でも、自分は帰ると去ろうとしたユラが今ここにいるから、今はこれで良いだろう。
食べ終わって少し休み、そろそろ行きましょうというジミーの合図で退店。
ロカとクルスは強張った顔で、それぞれ私とジミーのところへ移動してきた。
「お姉さん、次からは一緒がええ……。なんか食べるのが大変だった。あと厠に行きたい……。少し失礼って、恥ずかしくて言えなかった……」
それは緊張と照れだよと、心の中で呟いてほっこり。
クルスはクルスでジミーになにやらヒソヒソ話しかけている。
「甘味はリルさんにご馳走してもらおうかな。男一人では、どんな甘味処でもお店に入りづらくて。散歩して少し小腹が減った頃にどうですか?」
私に向かって笑いかけられたので、そうしましょうと返事をして頷く。
「コトリさん、ロカさん。姪っ子に小物をって思っているんで知っているお店に連れて行って欲しいです。見栄を張って予算が減りましたし、姪っ子に高い物は義姉に怒られるんですよ。贅沢を覚えさせないで下さいって」
まるで子供の引率者みたいに、おいでおいでと二人を招て、そこにクルスとコトリ兄も加えて歩き出したジミーは、昔から知る気配り上手な彼そのまま。
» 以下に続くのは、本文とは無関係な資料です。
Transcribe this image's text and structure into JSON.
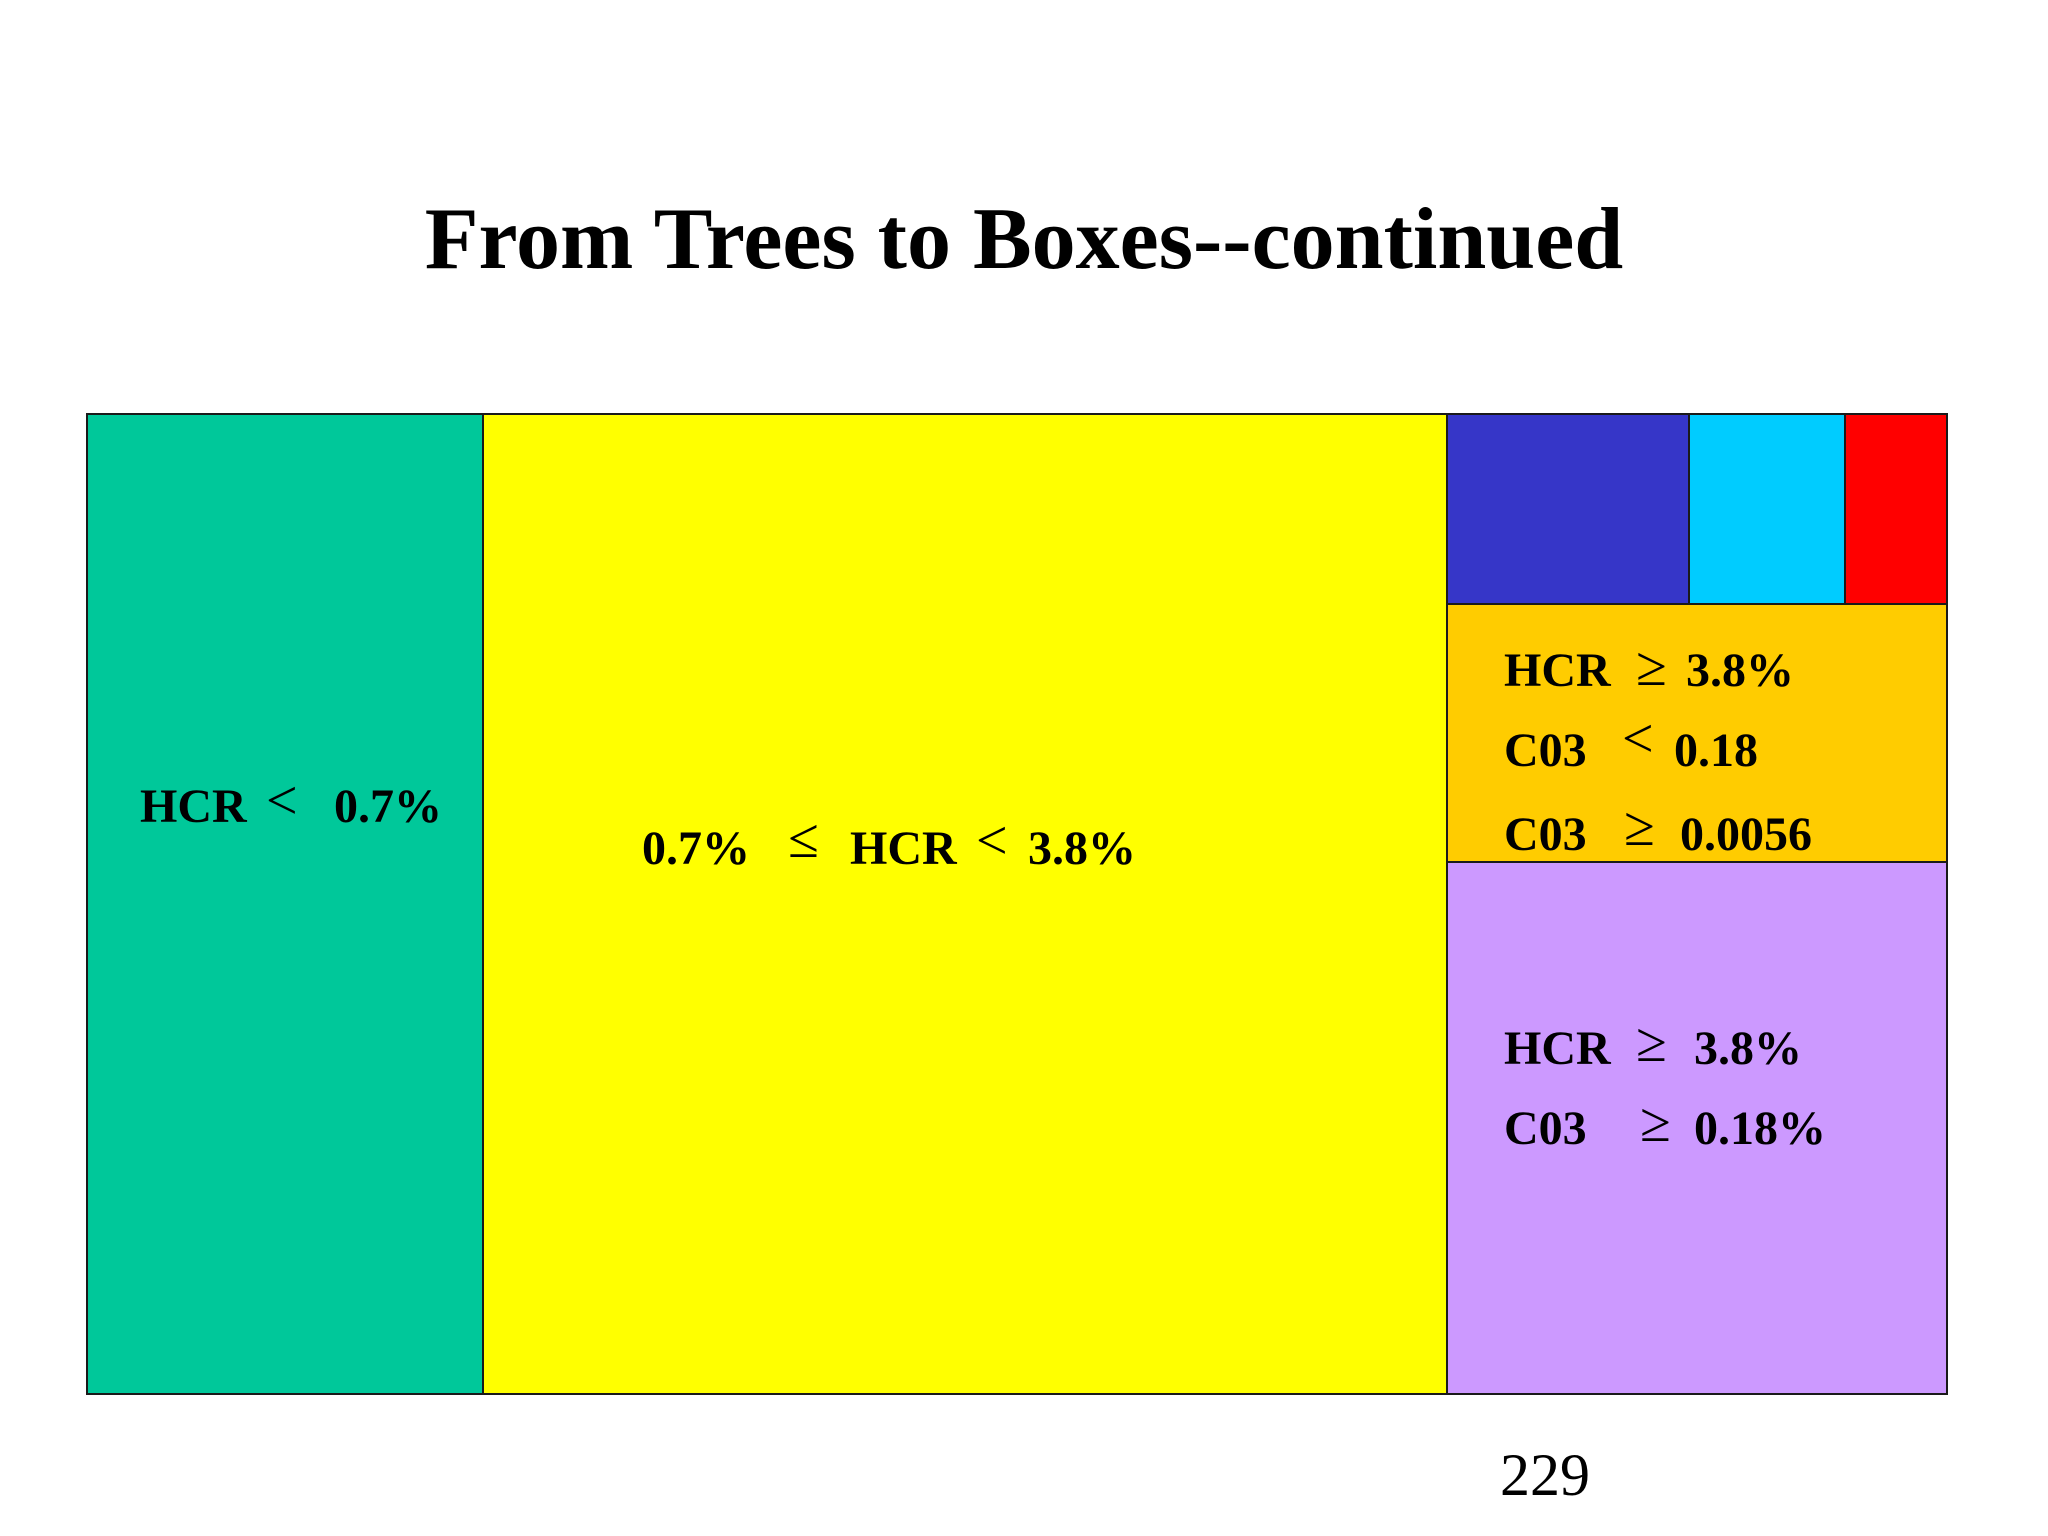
{
  "title": "From Trees to Boxes--continued",
  "page_number": "229",
  "symbols": {
    "lt": "<",
    "le": "≤",
    "ge": "≥"
  },
  "boxes": {
    "hcr_low": {
      "color": "#00C89A",
      "rows": [
        {
          "left": "HCR",
          "op": "<",
          "right": "0.7%"
        }
      ]
    },
    "hcr_mid": {
      "color": "#FFFF00",
      "rows": [
        {
          "left": "0.7%",
          "op1": "≤",
          "middle": "HCR",
          "op2": "<",
          "right": "3.8%"
        }
      ]
    },
    "small_blue": {
      "color": "#3636C8"
    },
    "small_cyan": {
      "color": "#00CCFF"
    },
    "small_red": {
      "color": "#FF0000"
    },
    "hcr_high_c03_low": {
      "color": "#FFCC00",
      "rows": [
        {
          "left": "HCR",
          "op": "≥",
          "right": "3.8%"
        },
        {
          "left": "C03",
          "op": "<",
          "right": "0.18"
        },
        {
          "left": "C03",
          "op": "≥",
          "right": "0.0056"
        }
      ]
    },
    "hcr_high_c03_high": {
      "color": "#CC99FF",
      "rows": [
        {
          "left": "HCR",
          "op": "≥",
          "right": "3.8%"
        },
        {
          "left": "C03",
          "op": "≥",
          "right": "0.18%"
        }
      ]
    }
  }
}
ユラと共に後ろを歩いていると、彼女は「帰るって言いそびれた……」と小さな声を出した。
「つまらないから帰りたいですか?」
「……コトリさんとお出掛けだったんで、これは違います」
「二人がええですか?」
「目の前の彼が居なければ他には誰が居ても構いません」
ユラはまた、渋い顔でジミーの背中を見つめた。
話しかけられないので無言で歩き、ユラは彼から目を逸らさないなぁと、気づかれない程度に眺める。
そこへ、そそそっとクルスが来て、ユラの隣に並んだ。
「あの」
「何? ロカさんなら緊張しているだけですよ。嫌とかではなくて」
「……そうですか?」
「意識していない相手には緊張なんてしませんよ」
「ありがとうございます。あの、それじゃなくて、あの絵のことです」
「絶対に縁のない、自分すら反対する格差のある相手には、あの話のあの花が相応しいです。そういう意味で本を渡しました」
「あの。そこには……ないですか? 俺、あるのかなって思って描いたんです。それであの、ジミーさんへって知らなくて。それでそのジミーさんに、少し前に友人達と頑張れって言うたんです」
微笑んでいたユラは俯いて無言になり、小さく首を横に振った。
「白兎だってあれこれ知っていたら……何も悪いことなんてしなかったわよ……。帰ります。コトリさん、今日はごめんなさい」
走り出したユラを追いかけようとしたけど、即座に反応したジミーが追いかけ始めたので任せることに。
今日の私はロカの付き添い人だから。
コトリも「ユラさんとはまた別の日にお出掛けしますぅ」と口にした。
どんよりどよどよした曇り空に雷の音が混じる。
雨が降るような予感がしたので、行き先を我が家に変更。
ロカが緊張し過ぎてクルスと上手く話せないようなので、コトリ兄妹も誘って、途中にお茶菓子を買って帰宅。
家に着いた直後にザーザー降りになり、視界さえ朧げになる程の激しさになった。